The video clip below can be viewed here on YouTube and is from the second part of the BBC’s Robert Peston series on what went wrong with the economies and finances of the West.

“The financial crisis has been as economically devastating as a world war and may still be a burden on ‘our grandchildren,’” Bank of England official Andrew Haldane recently observed. “‘In terms of the loss of incomes and outputs, this is as bad as a world war.’ he said. The rise in government debt has prompted calls for austerity – on the part of those who did not receive the giveaway. ‘It would be astonishing if people weren’t asking big questions about where finance has gone wrong.’”[2]

One view of where it has all gone wrong is that propounded consistently by Michael Hudson. The good professor sets it all out for readers in this recent summary of how the banks took the world to the brink, in what he calls, a global economic war:
“… Bankers always have fought to block government from creating its own money – at least under normal peacetime conditions. For many centuries, government bonds were the largest and most secure investment for the financial elites that hold most savings. Investment bankers and brokers monopolized public finance, at substantial underwriting commissions.
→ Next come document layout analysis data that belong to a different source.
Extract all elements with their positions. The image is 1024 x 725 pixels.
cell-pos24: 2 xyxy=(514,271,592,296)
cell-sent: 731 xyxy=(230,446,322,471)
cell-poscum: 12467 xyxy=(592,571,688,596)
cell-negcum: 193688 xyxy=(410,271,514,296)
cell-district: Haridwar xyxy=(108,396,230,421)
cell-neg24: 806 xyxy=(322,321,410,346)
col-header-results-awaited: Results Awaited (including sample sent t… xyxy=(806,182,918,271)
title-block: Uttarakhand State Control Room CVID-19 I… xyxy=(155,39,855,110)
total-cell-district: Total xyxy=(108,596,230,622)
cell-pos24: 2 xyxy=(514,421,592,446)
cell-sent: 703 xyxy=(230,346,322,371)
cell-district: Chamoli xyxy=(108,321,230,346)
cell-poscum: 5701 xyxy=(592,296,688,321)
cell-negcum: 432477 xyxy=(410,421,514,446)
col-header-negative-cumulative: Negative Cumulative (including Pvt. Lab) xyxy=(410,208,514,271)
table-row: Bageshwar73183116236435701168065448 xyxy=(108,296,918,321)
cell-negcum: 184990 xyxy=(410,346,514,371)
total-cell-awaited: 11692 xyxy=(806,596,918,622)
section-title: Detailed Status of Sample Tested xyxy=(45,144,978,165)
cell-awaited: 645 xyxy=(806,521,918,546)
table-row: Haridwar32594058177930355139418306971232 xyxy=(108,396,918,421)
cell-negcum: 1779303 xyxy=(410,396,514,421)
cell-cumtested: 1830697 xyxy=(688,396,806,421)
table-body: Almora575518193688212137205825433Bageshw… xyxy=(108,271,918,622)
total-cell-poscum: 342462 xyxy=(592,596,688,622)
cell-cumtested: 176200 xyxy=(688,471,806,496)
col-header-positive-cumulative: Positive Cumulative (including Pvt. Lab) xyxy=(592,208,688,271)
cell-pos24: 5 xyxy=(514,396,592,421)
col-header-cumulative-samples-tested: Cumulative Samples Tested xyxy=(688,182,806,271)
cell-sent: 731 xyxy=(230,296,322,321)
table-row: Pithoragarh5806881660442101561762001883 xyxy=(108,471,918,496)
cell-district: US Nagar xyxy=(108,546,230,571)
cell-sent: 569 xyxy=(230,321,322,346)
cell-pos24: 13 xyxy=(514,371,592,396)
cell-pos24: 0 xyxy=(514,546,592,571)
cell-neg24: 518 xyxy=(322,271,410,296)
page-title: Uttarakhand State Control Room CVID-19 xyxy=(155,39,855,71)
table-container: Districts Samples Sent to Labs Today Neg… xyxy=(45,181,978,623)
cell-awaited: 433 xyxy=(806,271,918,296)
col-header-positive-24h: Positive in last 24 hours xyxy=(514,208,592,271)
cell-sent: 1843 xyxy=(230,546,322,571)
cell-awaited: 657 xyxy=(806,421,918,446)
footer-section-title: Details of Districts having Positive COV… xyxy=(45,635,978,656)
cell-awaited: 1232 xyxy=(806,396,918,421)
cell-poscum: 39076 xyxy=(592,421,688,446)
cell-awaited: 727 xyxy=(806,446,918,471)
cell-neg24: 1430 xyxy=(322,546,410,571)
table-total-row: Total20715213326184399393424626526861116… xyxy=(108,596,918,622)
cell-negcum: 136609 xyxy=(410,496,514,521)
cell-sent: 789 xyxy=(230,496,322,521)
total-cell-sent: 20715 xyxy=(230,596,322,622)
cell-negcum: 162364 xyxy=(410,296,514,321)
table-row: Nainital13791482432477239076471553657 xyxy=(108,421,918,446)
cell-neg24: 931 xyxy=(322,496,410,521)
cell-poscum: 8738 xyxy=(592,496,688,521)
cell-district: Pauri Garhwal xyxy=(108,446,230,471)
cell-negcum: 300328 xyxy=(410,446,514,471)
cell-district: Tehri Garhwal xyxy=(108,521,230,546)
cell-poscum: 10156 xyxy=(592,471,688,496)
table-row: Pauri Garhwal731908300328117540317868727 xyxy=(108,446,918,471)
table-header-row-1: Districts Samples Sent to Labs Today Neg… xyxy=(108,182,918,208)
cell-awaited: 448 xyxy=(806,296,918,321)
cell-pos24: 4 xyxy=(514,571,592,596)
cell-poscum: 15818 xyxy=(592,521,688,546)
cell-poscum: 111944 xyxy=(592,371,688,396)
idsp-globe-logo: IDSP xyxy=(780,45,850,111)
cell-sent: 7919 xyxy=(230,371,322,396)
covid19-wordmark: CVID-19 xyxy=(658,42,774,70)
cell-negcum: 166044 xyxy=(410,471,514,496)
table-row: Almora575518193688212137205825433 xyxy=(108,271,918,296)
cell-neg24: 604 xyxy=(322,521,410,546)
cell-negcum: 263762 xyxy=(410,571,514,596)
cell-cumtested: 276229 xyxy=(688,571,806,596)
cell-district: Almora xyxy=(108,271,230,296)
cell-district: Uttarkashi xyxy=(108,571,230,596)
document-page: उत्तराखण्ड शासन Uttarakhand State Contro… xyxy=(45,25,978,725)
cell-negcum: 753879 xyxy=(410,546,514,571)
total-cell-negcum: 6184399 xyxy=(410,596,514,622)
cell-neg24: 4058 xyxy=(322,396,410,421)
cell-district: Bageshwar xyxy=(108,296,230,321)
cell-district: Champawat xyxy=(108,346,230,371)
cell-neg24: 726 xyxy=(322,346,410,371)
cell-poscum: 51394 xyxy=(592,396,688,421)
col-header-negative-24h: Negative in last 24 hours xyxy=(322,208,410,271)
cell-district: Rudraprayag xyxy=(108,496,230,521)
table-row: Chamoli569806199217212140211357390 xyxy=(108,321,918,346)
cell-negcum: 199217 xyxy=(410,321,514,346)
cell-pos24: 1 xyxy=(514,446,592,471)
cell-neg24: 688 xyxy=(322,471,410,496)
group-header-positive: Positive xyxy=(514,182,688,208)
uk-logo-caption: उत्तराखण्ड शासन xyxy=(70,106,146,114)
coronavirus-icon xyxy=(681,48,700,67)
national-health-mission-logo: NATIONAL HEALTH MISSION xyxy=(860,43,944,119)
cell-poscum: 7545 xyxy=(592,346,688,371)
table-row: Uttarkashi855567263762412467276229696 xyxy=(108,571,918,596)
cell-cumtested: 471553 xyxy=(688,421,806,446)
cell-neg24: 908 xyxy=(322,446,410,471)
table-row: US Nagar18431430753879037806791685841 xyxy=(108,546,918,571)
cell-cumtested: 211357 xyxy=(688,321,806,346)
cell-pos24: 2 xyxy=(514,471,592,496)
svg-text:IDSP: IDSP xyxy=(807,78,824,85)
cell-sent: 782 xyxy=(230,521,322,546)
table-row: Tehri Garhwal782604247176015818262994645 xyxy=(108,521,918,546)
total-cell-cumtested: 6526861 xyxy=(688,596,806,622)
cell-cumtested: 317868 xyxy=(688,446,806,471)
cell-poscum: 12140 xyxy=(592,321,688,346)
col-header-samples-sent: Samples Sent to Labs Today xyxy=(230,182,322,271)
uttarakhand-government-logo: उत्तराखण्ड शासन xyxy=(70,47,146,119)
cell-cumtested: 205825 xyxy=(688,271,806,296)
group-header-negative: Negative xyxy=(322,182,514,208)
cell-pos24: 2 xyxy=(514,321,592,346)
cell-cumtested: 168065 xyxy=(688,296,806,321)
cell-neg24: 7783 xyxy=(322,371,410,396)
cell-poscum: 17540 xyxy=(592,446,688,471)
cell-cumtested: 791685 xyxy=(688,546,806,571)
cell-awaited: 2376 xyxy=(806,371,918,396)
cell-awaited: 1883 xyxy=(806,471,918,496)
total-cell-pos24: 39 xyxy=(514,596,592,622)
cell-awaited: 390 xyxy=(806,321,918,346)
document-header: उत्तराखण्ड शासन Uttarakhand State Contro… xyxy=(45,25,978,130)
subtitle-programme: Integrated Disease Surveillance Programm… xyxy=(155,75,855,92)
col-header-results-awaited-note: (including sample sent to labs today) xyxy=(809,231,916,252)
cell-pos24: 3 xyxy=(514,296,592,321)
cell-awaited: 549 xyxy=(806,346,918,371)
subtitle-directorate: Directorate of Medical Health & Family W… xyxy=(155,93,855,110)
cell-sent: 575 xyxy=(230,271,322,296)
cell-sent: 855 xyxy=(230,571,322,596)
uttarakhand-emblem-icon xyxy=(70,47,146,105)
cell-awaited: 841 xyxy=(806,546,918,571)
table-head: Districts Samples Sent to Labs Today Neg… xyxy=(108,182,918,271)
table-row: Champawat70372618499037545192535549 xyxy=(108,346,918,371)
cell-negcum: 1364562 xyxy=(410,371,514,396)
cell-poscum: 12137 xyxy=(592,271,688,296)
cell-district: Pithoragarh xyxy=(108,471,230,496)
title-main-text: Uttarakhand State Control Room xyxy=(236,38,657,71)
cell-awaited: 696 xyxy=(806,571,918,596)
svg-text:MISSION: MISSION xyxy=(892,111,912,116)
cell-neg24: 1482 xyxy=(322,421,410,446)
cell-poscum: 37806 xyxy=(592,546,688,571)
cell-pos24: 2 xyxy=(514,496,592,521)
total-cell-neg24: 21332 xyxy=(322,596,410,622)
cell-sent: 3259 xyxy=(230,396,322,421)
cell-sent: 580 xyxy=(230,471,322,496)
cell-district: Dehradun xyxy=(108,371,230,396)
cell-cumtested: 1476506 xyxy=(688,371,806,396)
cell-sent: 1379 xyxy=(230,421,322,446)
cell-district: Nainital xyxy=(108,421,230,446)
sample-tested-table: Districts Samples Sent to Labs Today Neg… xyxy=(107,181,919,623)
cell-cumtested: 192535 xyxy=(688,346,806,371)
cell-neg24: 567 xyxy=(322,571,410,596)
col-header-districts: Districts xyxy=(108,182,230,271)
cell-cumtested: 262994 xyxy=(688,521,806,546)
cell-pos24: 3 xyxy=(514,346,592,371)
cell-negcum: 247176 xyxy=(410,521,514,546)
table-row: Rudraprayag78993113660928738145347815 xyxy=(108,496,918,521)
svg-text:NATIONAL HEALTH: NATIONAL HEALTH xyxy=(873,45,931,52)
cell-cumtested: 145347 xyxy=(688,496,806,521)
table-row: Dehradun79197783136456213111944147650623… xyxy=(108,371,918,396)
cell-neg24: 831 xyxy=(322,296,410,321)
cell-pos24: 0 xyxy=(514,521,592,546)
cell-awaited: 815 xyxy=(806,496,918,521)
The market for stocks and corporate bonds was rife with fraud, dominated by insiders for the railroads and great trusts being organized by Wall Street, and the canal ventures organized by French and British stockbrokers.

“However, there was little alternative to governments creating their own money when the costs of waging an international war far exceeded the volume of national savings or tax revenue available. This obvious need quieted the usual opposition mounted by bankers to limit the public monetary option. It shows that governments can do more under force majeur emergencies than under normal conditions.  And the September 2008 financial crisis provided an opportunity for the U.S. and European governments to create new debt for bank bailouts. This turned out to be as expensive as waging a war. It was indeed a financial war. Banks already had captured the regulatory agencies to engage in reckless lending and a wave of fraud and corruption not seen since the 1920s. And now they were holding economies hostage to a break in the chain of payments if they were not bailed out for their speculative gambles, junk mortgages and fraudulent loan packaging …

“… In the post-2008 financial wreckage it took only a series of computer keystrokes for the U.S. Government to create $13 trillion in debt to save banks from suffering losses on their reckless real estate loans (which computer models pretended would make banks so rich that they could pay their managers enormous salaries, bonuses and stock options), insurance bets gone bad (underpricing risk to win business to pay their managers enormous salaries and bonuses), arbitrage gambles and outright fraud (to give the illusion of earnings justifying enormous salaries, bonuses and stock options) …

” … A new term, Casino Capitalism, was coined to describe the transformation that finance capitalism was undergoing in the post-1980 era of deregulation that opened the gates for banks to do what governments hitherto did in time of war: create money and new public debt simply by “printing it” – in this case, electronically on their computer keyboards…”

  • Michael Hudson is President of The Institute for the Study of Long-Term Economic Trends (ISLET), a Wall Street Financial Analyst, and Distinguished Research Professor of Economics at the University of Missouri.